Inmates are called upon to police each other's behavior and solve disagreements among themselves. As they earn their way up the ranks within their community, they teach classroom lessons or preside over group meetings.

"They've got their own government. They take responsibility for everything. They punish each other. They're responsible for the bulk of their own treatment," Thomas said.

All addicts, himself included, look at themselves as repeated failures and lose all hope, Thomas said. Earning respect from the staff and fellow participants and working up to leadership roles within the community help to repair that damage and are essential parts of recovery, he said.

"They've got to experience some successes in the six months they are here, they've got to have some achievements, "he said.
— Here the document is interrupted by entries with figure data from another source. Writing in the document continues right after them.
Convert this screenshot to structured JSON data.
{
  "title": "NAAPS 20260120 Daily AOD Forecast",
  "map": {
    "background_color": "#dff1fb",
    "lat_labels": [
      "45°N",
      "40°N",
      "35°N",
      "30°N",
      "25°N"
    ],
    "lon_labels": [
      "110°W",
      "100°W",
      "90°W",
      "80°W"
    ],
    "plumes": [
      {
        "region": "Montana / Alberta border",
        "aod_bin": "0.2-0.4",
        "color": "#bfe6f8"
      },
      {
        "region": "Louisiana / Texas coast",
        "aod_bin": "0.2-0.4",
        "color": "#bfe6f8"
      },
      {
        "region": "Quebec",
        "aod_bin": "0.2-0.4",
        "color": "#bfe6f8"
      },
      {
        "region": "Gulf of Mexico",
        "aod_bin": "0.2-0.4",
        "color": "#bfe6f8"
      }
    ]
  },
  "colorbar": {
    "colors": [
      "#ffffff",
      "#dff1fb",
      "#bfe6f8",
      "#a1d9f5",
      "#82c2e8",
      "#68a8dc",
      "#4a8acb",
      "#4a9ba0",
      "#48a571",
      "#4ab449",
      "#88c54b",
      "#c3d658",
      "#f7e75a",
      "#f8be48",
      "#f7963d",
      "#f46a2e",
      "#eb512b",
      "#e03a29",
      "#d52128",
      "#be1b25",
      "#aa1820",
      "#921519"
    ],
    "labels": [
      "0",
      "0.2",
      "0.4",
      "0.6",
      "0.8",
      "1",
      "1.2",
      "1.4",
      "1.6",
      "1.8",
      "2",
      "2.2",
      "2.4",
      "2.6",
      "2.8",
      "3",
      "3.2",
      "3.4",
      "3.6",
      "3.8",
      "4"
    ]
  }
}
Northington, the inmate who is graduating this week, worked his way up to community coordinator, the second highest position in the program. His eyes shine with pride as he shows off the resume and cover letter he's prepared for his re-entry. But it's a piece of green paper with "William" written on top that he seems to hold most dear.

Written on it in the various hands of his fellow SAP participants are phrases like "good teacher," "a positive influence," "open-minded," "speaks well" and "dedicated."

No one would have written those things about him a year ago, he said.

"They would have said 'aggressive, hard-headed, disrespectful, selfish, self-centered bully,' Northington said. "I used to be known for the wrong I'd do. Now I'm known for the wrong I won't do."